On se demande vraiment si le couple ne pensait pas au Seigneur des anneaux avec ce scénario relativement complexe qui s’articule autour de plusieurs personnages dont on suivra à un moment ou à un autre les pérégrinations. Ses différents récits permettent au metteur en scène de varier les genres durant le film. Les différentes histoires finiront finalement par se rejoindre le plus naturellement du monde autour de la figure d’un serial killer revenu du monde des morts et qui depuis le début agit sur la destinée de chacun des héros du film. Le long métrage est à la fois un drame quand il évoque le deuil, un film fantastique gothique avec son ouverture, et une comédie avec ses revenants qui hantent les maisons sur commande et qui semblent tout droit sortir de SOS Fantômes . Jackson a conçu son film comme une carte de visite pour montrer ses qualités de conteur avec un récit compliqué qui reste cependant toujours intelligible pour le spectateur. Mais le réalisateur de Nouvelle-Zélande ne s’arrête pas là et va proposer un festin visuel pour illustrer son histoire avec de nombreux effets spéciaux qui étaient très impressionnants pour l’époque.
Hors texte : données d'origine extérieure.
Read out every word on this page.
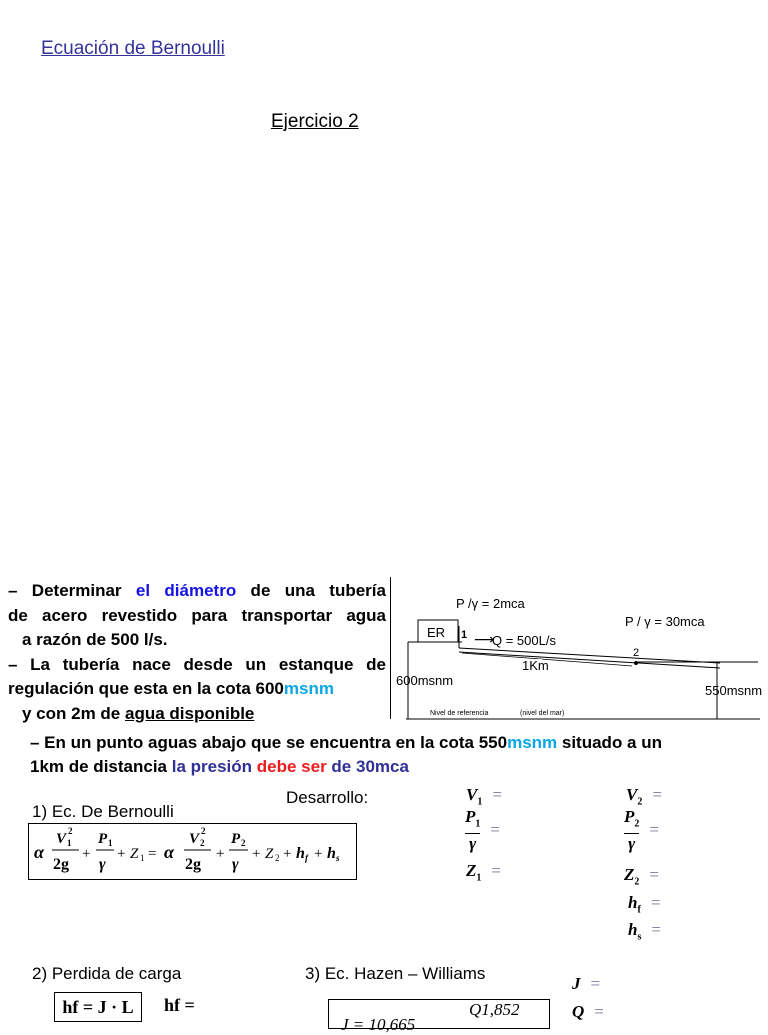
Ecuación de Bernoulli
Ejercicio 2
– Determinar el diámetro de una tubería
de acero revestido para transportar agua
a razón de 500 l/s.
– La tubería nace desde un estanque de
regulación que esta en la cota 600msnm
y con 2m de agua disponible
P /γ = 2mca
P / γ = 30mca
ER 1 ⟶
Q = 500L/s
2
1Km
600msnm
550msnm
Nivel de referencia	(nivel del mar)
– En un punto aguas abajo que se encuentra en la cota 550msnm situado a un
1km de distancia la presión debe ser de 30mca
1) Ec. De Bernoulli
Desarrollo:
α
V 2
1
2g
+
P 1
γ
+ Z 1 = α
V 2
2
2g
+
P 2
γ
+ Z 2 + h f + h s
$V_1$ =
$\frac{P_1}{\gamma}$ =
$Z_1$ =
$V_2$ =
$\frac{P_2}{\gamma}$ =
$Z_2$ =
$h_f$ =
$h_s$ =
2) Perdida de carga
hf = J · L	hf =
3) Ec. Hazen – Williams
J = 10,665
Q1,852
J =
Q =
Que l’on aime ou pas Peter Jackson, sa mise en scène basée sur le mouvement a révolutionné la réalisation de films dans les années 90. À l’instar de Sam Raimi, son cinéma se rapproche de l’animation dans sa manière de s’affranchir des limites spatiales avec une caméra qui navigue dans les décors. Bien aidé par un montage parfois elliptique, le réalisateur n’hésite pas à recadrer plusieurs fois dans le même plan et multiplie les angles de vue en plongée ou en contre-plongée.  Il n’y a jamais vraiment de repos pour le spectateur. Lorsqu’il se décide à faire durer ses plans, il conçoit alors sa mise en scène comme un ballet où la caméra se déplace en même temps que les acteurs pour happer le spectateur. Chez Jackson, c’est le rythme imprimé par le montage et les mouvements d'appareils qui compte au final.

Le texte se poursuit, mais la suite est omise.